12. Kotek Besar | March 8th, 2009 at 7:18 am
The ones I’m sorry for (apart from the goat) are the kids left behind. Won’t anyone think of the kids?
13. Gustavo Arellano | March 8th, 2009 at 7:54 am
Sean Taylor is an idiot, and so is anyone else who believes this story. After all, it’s well known MS-13 and other Latino super-gangs leave severed heads, not dead goats, as their calling cards. D’oh!
14. gza | March 8th, 2009 at 9:03 am
I can’t be the only person that sees the delicious irony of some racialist nutter who believes “tribal warfare” is an inevitable fact of human life accusing another person of hastening the coming of Helter Skelter
15. Anon Coward | March 8th, 2009 at 9:43 am
What was that bitches name? Ashley Todd. Jesus, republicants can be so fucking stupid.
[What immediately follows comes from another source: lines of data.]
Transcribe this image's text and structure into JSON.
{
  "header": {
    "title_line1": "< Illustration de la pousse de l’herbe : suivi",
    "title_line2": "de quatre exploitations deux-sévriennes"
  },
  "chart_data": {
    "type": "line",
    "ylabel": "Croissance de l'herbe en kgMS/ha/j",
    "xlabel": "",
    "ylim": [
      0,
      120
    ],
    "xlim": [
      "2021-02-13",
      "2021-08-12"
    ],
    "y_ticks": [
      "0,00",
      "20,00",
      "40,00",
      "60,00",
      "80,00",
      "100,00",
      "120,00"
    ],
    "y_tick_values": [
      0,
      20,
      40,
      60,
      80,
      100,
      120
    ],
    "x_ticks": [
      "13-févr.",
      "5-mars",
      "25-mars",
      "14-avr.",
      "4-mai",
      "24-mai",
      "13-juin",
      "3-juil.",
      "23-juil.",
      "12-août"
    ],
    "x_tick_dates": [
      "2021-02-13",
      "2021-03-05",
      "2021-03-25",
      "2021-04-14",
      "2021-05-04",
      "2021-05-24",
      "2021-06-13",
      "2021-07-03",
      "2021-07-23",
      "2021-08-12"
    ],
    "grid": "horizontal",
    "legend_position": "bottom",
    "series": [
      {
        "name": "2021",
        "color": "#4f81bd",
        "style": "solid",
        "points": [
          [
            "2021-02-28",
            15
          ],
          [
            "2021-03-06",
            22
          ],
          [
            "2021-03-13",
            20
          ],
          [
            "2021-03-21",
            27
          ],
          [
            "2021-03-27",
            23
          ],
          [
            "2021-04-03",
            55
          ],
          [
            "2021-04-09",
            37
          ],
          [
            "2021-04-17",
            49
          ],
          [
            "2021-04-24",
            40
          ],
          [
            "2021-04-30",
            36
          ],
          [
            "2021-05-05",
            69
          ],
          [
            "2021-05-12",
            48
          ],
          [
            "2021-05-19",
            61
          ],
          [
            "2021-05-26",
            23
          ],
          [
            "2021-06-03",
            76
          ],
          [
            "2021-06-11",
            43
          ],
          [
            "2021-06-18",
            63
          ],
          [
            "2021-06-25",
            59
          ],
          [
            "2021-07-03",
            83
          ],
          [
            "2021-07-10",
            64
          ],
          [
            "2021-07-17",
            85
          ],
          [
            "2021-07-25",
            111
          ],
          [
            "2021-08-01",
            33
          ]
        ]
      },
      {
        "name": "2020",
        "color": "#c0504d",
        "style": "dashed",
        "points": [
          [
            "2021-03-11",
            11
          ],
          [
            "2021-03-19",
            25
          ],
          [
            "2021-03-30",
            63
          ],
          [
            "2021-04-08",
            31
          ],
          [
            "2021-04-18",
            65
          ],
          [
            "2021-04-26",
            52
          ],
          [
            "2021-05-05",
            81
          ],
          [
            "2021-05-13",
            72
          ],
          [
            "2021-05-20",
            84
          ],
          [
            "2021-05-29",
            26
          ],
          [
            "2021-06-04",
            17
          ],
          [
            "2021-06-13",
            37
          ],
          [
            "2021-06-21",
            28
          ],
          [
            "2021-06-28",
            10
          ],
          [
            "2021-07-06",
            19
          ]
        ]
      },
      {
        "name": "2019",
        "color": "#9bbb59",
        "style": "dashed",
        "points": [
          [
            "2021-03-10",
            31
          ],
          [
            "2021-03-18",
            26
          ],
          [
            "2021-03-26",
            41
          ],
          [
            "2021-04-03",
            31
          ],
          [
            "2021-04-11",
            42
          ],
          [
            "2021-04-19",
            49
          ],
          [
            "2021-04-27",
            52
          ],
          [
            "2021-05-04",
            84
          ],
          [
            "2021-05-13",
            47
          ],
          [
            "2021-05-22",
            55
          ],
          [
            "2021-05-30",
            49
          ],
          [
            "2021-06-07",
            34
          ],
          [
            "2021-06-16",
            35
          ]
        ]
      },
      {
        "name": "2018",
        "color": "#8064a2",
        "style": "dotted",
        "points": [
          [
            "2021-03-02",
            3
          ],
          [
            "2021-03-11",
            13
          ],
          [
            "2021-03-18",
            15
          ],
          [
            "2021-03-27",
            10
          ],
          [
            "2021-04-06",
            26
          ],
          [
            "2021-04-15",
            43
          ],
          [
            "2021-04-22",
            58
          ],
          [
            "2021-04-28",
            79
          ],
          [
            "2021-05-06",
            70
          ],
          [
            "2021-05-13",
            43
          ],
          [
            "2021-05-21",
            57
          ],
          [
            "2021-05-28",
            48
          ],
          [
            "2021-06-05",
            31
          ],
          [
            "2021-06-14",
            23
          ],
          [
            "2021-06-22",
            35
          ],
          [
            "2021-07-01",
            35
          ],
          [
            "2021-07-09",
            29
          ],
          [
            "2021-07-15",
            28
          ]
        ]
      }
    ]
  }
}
Got to love it that the backwards B in this case was “gay prostitute”. Fucking A!
16. Kotek Besar | March 9th, 2009 at 5:39 am
Ball looks like a stupid frat-boy jock… I would like to think that America has had quite enough of that not to elect any more of those to high office.
17. Joe Blow | March 9th, 2009 at 6:28 am
““If someone actually killed this animal to make a political point, then they need help,” Ball said. “If they killed it in a fit of rage when after a night of beautifull inter-species love the goat said it was no longer interested in a relationship, that I could understand.” he continued.
“Further” he added, if they were going to eat it or sacrifice it to the big man in the sky then that would be just hunky dory, but for politics! That’s just wrong.”
18. Javier | March 9th, 2009 at 8:49 am
Do you have the actual text in the note? I’d like to get a look at it, if only for laughs.
19. wengler | March 9th, 2009 at 9:58 am
Our lives would be so boring without goat-fucking Republicans.
20. Rob | March 10th, 2009 at 11:57 am
Hey Anonymous Coward,
If you met me you’d never know that I’m on the side of the people you regard with such disdain. Nope, I fit right in among the Northeast elites, and so do a couple dozen of my closest friends.
That’s right, keep believing that the White tribe is all a bunch of toothless left behinders, you arrogant, over-reaching hebrew.
21. Not Rob | March 11th, 2009 at 6:23 pm
Dear Rob,
White supremacy is so 1986. I’m certain you and your 24 friends could find something more productive to do with your time.
Cheers
22. Greg's Uncle | November 28th, 2009 at 9:39 am
Hey! Greg’s not smart enough to do that. The goat died of natural causes on my farm and I staged it. It’s a not so well-kept family secret that Greg is a nutcase. His own father said he’d either grow up to be a politician or a mass-murderer! This whacko belongs in a straight jacket.